Purpose: Used when a user initiates an action and authenticates with their own identity through a browser-based OAuth flow, allowing the partner app to act on behalf of that user.

Implementation: Partners can support User Interactive Flow using one of two patterns, depending on product design:

  1. Apps with Local-Only Identity (Single-User and Desktop tools, etc.) - use a browser-based OAuth authentication flow that completes the token exchange through a local loopback URL (e.g., http://localhost:8020), with the access token generated using the default 1-hour TTL.

    • For details, please refer to the JDBC and ODBC documentation.
  2. Apps with centralized identity management (such as SaaS/Cloud/Multi-user Apps) - required to integrate using either Databricks OIDC U2M Flow or Account Token Federation Flow to obtain tokens for multiple users, including headless scenarios, securely.

Client Credential Flow (Machine-to-Machine)

Section titled “Client Credential Flow (Machine-to-Machine)”

Purpose: Enables automated, non-interactive authentication between systems, typically using service identities or principals, so jobs, services, and scripts can access Databricks without a signed-in user.

Implementation: Partners can integrate with Token Federation Flow (recommended, supports Workload Identity Federation) or Databricks OIDC M2M Flow.

Request least-privilege scopes, persist tokens securely, rotate refresh tokens, use PKCE for added protection, never log tokens (ensure redaction), support revocation, and provide a clear disconnect/re-auth experience.
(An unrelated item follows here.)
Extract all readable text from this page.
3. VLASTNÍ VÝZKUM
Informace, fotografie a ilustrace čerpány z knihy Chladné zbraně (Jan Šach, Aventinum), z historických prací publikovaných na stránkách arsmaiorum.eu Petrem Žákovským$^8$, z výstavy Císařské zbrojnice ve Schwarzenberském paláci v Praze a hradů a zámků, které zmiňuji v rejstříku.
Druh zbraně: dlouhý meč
If your integration needs to read, write, stage, or manage any type of data asset, then you must register and operate on those assets in Unity Catalog. Data assets that are required to be managed within Unity Catalog include:

  • Structured and tabular data - tables, views, materialized views, metric views, UDFs
  • Unstructured files - images, documents, logs, binaries, ingestion files
  • ML models

In addition, these are the mandatory practices when integrating with Unity Catalog:

  • UC semantics — Operate on the UC three-level namespace <catalog>.<schema>.<table> and use UC interfaces (APIs, drivers, connectors, or in-product UI) so permissions, audit logs, and metadata are preserved.
  • Least privilege — Design workflows for non-admin users and document the minimum privileges customers must grant.
  • Staging / non-tabular data — Use Unity Catalog Volumes for governed staging of files and non-tabular workloads (typical flow: customer creates catalog and grants permission → partner creates schema/volume → partner writes files → ingest into Delta). Staging to cloud storage buckets is not eligible for validation.
  • Metadata and lineage — Read and publish schema, tags, and lineage via Unity Catalog so customers retain a single source of truth.

For a general overview of Unity Catalog, refer to the Data Governance documentation.